The current findings confirm recent studies on the important role of fitness in determining health outcomes in diabetics (12-14). Our findings are consistent with the concept that even small improvements in fitness have a significant impact on health outcomes. The reduction in mortality per MET achieved both with and without propensity matching is consistent with the 10-20% benefit per MET in patients with cardiovascular disease and other conditions (15). Because physical activity is a key factor for the development of fitness, physical activity interventions will positively impact health among Type-2 diabetics. Favorable effects of physical activity in Type-2 diabetes include improved insulin resistance and glucose control, along with positive effects on blood lipids, blood pressure, and weight control (16). Physical activity programs are imperative in light of the increase in prevalence in diabetes over the last two decades and given the estimated 300 million individuals worldwide that will be affected by this condition by 2025 (17).

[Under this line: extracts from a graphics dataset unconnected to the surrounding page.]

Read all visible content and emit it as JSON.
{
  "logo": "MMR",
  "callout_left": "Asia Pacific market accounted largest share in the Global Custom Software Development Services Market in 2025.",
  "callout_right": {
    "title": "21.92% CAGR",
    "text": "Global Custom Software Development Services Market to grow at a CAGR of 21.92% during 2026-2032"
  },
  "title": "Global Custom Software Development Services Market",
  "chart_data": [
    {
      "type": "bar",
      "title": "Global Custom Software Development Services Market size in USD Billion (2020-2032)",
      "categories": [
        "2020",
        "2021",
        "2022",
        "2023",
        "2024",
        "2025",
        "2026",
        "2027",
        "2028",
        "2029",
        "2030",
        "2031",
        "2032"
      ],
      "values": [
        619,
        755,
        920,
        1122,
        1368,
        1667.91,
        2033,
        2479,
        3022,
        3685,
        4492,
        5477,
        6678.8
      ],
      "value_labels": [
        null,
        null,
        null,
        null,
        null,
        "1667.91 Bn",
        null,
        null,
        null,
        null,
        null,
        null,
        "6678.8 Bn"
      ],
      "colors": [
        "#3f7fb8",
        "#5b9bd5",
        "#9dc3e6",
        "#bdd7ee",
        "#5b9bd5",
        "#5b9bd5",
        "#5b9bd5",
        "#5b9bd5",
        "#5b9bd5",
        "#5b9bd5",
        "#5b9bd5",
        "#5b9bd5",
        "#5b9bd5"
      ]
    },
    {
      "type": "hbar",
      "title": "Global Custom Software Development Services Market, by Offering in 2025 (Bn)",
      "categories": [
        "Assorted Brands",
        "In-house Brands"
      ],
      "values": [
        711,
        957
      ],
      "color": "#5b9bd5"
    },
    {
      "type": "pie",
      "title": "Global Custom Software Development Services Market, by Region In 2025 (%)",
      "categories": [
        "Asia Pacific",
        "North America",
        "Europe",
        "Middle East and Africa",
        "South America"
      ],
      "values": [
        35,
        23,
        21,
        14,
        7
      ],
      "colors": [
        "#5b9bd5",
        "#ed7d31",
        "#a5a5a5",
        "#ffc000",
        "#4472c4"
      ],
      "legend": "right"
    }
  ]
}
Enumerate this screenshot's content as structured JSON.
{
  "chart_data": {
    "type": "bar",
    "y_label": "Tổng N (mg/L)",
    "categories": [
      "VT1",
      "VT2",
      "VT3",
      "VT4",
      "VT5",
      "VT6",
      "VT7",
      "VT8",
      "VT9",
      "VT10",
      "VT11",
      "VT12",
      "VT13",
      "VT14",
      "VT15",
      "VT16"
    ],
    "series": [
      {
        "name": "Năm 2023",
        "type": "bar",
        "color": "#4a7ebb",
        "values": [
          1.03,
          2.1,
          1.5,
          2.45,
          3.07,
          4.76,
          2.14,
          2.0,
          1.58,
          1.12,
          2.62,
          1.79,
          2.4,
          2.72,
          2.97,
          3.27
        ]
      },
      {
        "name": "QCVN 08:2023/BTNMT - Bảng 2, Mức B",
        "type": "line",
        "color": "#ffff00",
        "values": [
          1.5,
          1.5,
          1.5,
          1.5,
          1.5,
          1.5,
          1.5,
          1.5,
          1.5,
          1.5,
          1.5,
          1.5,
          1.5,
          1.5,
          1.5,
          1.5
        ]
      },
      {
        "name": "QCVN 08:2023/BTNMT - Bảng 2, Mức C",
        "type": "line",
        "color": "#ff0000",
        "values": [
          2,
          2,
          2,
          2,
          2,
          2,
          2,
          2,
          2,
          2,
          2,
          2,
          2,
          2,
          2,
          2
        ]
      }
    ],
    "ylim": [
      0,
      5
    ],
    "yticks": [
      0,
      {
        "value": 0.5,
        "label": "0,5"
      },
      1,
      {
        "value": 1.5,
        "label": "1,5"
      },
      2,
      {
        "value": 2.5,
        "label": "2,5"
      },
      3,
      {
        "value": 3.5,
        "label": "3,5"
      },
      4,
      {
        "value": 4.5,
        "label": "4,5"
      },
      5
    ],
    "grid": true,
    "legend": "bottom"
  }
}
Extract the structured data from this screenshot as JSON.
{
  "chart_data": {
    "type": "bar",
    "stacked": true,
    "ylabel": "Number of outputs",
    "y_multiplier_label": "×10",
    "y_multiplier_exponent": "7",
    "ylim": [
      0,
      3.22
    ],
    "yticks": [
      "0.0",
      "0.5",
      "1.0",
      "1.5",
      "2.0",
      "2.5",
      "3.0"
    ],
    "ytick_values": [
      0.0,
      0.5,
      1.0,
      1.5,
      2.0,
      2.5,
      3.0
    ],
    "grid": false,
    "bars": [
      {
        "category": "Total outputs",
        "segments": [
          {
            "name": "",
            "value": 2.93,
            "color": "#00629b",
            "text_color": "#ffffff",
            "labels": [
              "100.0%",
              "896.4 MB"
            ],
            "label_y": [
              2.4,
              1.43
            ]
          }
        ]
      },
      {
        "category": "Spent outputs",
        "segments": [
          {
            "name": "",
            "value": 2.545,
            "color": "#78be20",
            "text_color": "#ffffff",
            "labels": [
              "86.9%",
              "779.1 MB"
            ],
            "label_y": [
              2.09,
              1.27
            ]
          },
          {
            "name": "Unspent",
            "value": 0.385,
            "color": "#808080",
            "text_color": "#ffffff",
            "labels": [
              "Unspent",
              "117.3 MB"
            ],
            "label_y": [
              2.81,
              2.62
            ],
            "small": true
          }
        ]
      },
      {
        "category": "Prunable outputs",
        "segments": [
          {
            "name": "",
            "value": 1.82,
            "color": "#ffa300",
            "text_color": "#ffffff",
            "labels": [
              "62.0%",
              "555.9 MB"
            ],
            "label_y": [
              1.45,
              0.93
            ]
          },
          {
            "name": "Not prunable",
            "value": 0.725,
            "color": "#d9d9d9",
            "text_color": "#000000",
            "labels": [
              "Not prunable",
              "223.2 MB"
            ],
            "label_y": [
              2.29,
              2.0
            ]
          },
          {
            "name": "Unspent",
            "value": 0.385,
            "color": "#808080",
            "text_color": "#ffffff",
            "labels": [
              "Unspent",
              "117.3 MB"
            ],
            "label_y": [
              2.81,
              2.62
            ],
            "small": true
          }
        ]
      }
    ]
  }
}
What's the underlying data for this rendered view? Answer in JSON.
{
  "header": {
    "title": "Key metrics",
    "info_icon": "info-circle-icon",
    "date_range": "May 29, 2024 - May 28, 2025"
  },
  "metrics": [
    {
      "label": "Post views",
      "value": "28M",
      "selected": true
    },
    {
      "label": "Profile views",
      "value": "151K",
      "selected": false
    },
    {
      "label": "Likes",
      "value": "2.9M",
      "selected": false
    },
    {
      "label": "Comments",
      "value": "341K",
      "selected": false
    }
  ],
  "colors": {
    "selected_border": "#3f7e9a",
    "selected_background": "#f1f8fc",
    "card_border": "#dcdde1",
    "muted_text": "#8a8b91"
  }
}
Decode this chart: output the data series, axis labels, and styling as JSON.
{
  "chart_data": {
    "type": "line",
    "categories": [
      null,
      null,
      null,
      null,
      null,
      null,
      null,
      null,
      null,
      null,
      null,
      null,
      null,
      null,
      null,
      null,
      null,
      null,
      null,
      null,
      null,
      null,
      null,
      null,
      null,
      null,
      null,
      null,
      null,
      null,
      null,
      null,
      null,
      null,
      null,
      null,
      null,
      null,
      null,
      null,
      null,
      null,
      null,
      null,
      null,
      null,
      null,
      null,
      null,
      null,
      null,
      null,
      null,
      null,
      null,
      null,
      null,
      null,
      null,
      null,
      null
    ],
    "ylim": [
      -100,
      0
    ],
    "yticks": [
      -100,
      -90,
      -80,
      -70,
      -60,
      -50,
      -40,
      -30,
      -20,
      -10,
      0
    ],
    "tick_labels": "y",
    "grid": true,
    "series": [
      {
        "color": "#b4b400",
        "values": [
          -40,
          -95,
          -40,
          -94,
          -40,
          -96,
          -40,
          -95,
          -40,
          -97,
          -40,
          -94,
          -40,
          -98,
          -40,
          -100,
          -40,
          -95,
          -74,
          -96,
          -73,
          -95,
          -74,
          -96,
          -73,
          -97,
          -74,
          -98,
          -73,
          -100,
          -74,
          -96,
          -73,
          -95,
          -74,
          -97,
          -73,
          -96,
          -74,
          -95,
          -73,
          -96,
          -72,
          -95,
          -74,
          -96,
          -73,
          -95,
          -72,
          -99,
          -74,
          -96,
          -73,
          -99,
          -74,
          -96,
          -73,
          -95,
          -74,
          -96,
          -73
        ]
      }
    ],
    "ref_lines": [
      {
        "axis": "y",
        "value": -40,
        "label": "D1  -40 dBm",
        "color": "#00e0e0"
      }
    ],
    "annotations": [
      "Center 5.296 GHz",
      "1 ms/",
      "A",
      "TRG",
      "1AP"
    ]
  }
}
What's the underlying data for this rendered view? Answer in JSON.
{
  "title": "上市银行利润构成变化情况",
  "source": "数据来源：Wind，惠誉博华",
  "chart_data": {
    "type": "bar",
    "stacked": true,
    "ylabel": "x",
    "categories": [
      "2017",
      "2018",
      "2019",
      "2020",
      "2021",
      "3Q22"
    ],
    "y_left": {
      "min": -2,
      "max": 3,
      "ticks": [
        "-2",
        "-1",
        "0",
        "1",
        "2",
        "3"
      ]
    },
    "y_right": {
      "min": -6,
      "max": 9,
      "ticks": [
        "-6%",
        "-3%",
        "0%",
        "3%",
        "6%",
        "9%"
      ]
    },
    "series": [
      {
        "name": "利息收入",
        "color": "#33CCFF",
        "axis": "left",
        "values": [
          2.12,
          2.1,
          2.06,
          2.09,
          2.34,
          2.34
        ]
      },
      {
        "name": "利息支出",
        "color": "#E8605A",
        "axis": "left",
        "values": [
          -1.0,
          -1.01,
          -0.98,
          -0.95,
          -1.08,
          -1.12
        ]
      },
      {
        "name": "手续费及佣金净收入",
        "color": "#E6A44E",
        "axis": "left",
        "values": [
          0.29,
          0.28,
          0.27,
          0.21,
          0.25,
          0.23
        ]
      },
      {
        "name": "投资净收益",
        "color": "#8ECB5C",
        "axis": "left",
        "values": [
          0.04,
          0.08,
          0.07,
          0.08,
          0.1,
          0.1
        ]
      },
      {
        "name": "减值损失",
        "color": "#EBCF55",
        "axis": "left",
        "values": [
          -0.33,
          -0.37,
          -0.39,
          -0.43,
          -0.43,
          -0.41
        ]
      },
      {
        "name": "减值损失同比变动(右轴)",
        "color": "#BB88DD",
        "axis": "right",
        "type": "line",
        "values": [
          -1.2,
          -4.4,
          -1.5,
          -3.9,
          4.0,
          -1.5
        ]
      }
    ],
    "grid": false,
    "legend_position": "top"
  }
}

Undoubtedly, the success of exercise campaigns will require significant education and innovation as the majority of persons with Type-2 diabetes maintain sedentary lifestyles (18, 19). Future advocacy and research efforts aiming to increase fitness status in the Type-2 diabetes population should consider factors that include personal motivation, health and mobility management, genetic predisposition, and environmental modification of the physical and social environment (20).
Limitations
Our sample consisted of men only, which reflects the fact that roughly 96% of subjects referred to our Veterans Affairs exercise laboratory are men. Thus, the results may not be applicable to women. In addition, the current results are based on clinical, demographic, and exercise test data from a baseline visit and the association of these data with all-cause mortality; we do not have data on other subsequent health problems or cause of death.
In conclusion, using a propensity matching method to reduce baseline bias, exercise capacity was found to be a strong predictor of mortality in veterans with and without Type-2 diabetes. Although the trend in the association between exercise capacity and all-cause-mortality was similar for matched and unmatched data, the mortality risks were relatively inflated when using unmatched data. Such differences suggest that, without minimizing the impact of confounding variables, results derived from an unmatched dataset may be biased. This has potential implications for related studies on the association between health risks and outcomes. While the overall effect of this statistical approach was modest, the current findings nonetheless provide further support for efforts to improve fitness through physical activity among individuals with diabetes. Physical activity counseling should be included as a standard part of clinical encounters in patients with diabetes.
Conflict of interest
The authors declare that they have no conflict of interest.